Passava le notti in bianco, chiedendosi come uscire da quel labirinto. Le rose degli occhiali colorati erano appassite da tempo.
“Troverò una soluzione,” diceva Marco, tornando sempre più tardi. “Sto lavorando.” Ma i soldi non arrivavano.
“Devo pagare l’affitto. Lascia qualche soldo,” chiese una mattina Alessandra.
“Scusa, ho dato tutto per il debito. Chiedi a tua madre.”
E così fece. La madre e la nonna, mai ricche, tirarono fuori quel che potevano.
“Stavolta ti aiutiamo, ma poi? Lascialo,” disse la nonna.
Alessandra tornò a casa e si sfogò con Marco. Si sentiva in colpa, triste, persa.
“Sei in maternità, trovati un lavoretto,” le propose lui.
“Chi assume una incinta?”
“Non devi farti assumere, lavora da casa. Inventati qualcosa.”
Facile a dirsi. Ma Alessandra ci pensò e decise di fare ripetizioni. Laureata, con un buon inglese, poteva aiutare studenti in difficoltà. Cominciò con i figli delle amiche, poi il passaparola portò altri allievi. Ora era lei a dare soldi a Marco.
Dopo il parto riprese subito a lavorare, stringendo il piccolo tra le braccia. In quei momenti, le paure scomparivano.
Le amiche le regalarono passeggino, culla, vestiti a non finire. E una di loro le aprì gli occhi: Marco non lavorava, passava le sere dalla vicina del piano di sopra.
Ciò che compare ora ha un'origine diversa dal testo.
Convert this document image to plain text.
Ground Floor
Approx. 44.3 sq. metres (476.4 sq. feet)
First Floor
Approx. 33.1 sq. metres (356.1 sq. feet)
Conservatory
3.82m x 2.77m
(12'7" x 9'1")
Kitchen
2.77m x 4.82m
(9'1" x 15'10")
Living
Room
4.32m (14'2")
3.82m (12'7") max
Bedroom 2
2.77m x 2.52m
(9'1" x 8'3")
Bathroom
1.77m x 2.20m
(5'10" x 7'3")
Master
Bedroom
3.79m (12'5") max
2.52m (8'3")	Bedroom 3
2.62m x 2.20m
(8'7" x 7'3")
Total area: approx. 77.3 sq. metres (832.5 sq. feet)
Quella sera lo affrontò. Lui negò, urlando che era invidia.
“Invidia di cosa? Delle nostre ristrettezze?” ribatté lei, trattenendo le lacrime.
Dopo altre sofferenze, Alessandra decise di lasciarlo. Marco la supplicò, promettendo di cambiare.
“Non sei affidabile, sei un traditore. Sai solo fare figli,” gli disse, portando il bambino dalla madre.
Quando il piccolo crebbe, Alessandra trovò un lavoro stabile. La vita migliorò. Decise di non sposarsi mai più. Chi la voleva, con un figlio?
Ma la suocera arrivò, implorandola di tornare.
“Un bambino ha bisogno del padre! Marco è cambiato!”
Lui comprò rose,Marco si inginocchiò davanti a lei in lacrime, ma Alessandra, ormai serena nel suo nuovo amore, chiuse la porta alle spalle senza voltarsi, sapendo che la vera felicità era finalmente arrivata.